Figure 6 shows the ADC parameter plotted against GA for all three methods. The data is color-coded by the degree of conformity to the mono-exponential model from Eq. 1 in terms of \(R^2\). The Darker the dot, the higher \(R^2\). Our approach achieved the best correlation (\(R^2=0.32\)) between the ADC and the GA compared to both motion compensation by our qDWI-Morph without adding the model fit loss (\(R^2=0.28\)) and to baseline approach without motion compensation (\(R^2=0.13\)).

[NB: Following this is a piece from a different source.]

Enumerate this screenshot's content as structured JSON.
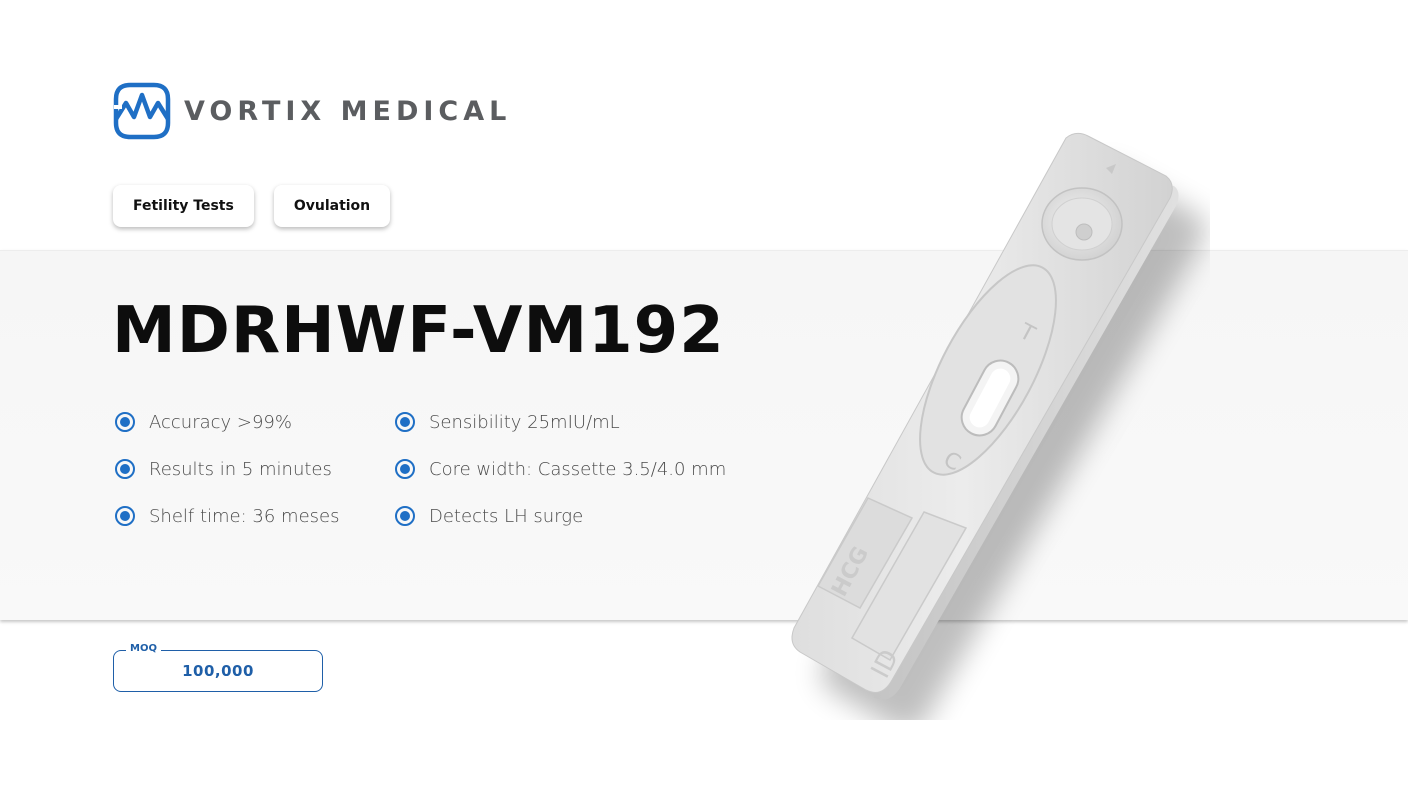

Table 1 summarizes the fitted ADC saturation model (Eq. 10) using the different approaches along with the correlation between the ADC and GA in terms of \(R^2\). The fitted model parameters are bout the same for all methods. However, our qDWI-Morph achieved the best correlation between the ADC and the GA, since the average ADC vs. GA is less sparse, as seen in Fig. 6.

Fig. 5.
figure 5

The averaged signal in the ROI for one case, as a function of b-value at different iterations, with a curve fit to the mono-exponential model: (a) Original data, (b) iteration 19, and (c) iteration 38.

Fig. 6.
figure 6

Averaged ADC in the right lung vs. GA with the three methods: (a) Baseline; W.O motion compensation. (b) qDWI-Morph W.O model fit loss. (c) qDWI-Morph. The data is color-coded by the degree of conformity to the mono-exponential model from Eq. 1 in terms of \(R^2\).

Table 1. The correlation of the averaged ADC in the right lung vs. GA by the three methods: W.O M.C; the baseline method, ADC quantification without motion compensation. W.O F.L; qDWI-Morph without model fit loss, and our method: q-DWI-Morph.

5 Conclusions

We introduced qDWI-Morph, an unsupervised deep-neural-networks approach for Motion-compensated quantitative Diffusion-Weighted MRI analysis with application in fetal lung maturity assessment. Our model coupled a registration sub-network with a model fitting sub-network to simultaneously estimate the motion between the different b-value images and the signal decay model parameters. The optimization of the model weights is driven by minimizing a bio-physically-informed loss representing both the registration loss and the fit quality loss. The integration of the fit quality loss encourages the model to produce deformation fields that will lead to bio-physically expected behavior of the signal along the b-value axis, in addition to the standard registration loss, which encourages similarity and smoothness within the deformation field of each b-value image. Our experiments demonstrated an added-value of adding the model-fitting loss in addition to the registration loss for fetal lung maturity assessment. The proposed approach can potentially improve our ability to quantify DWI signal decay model parameter in cases with motion.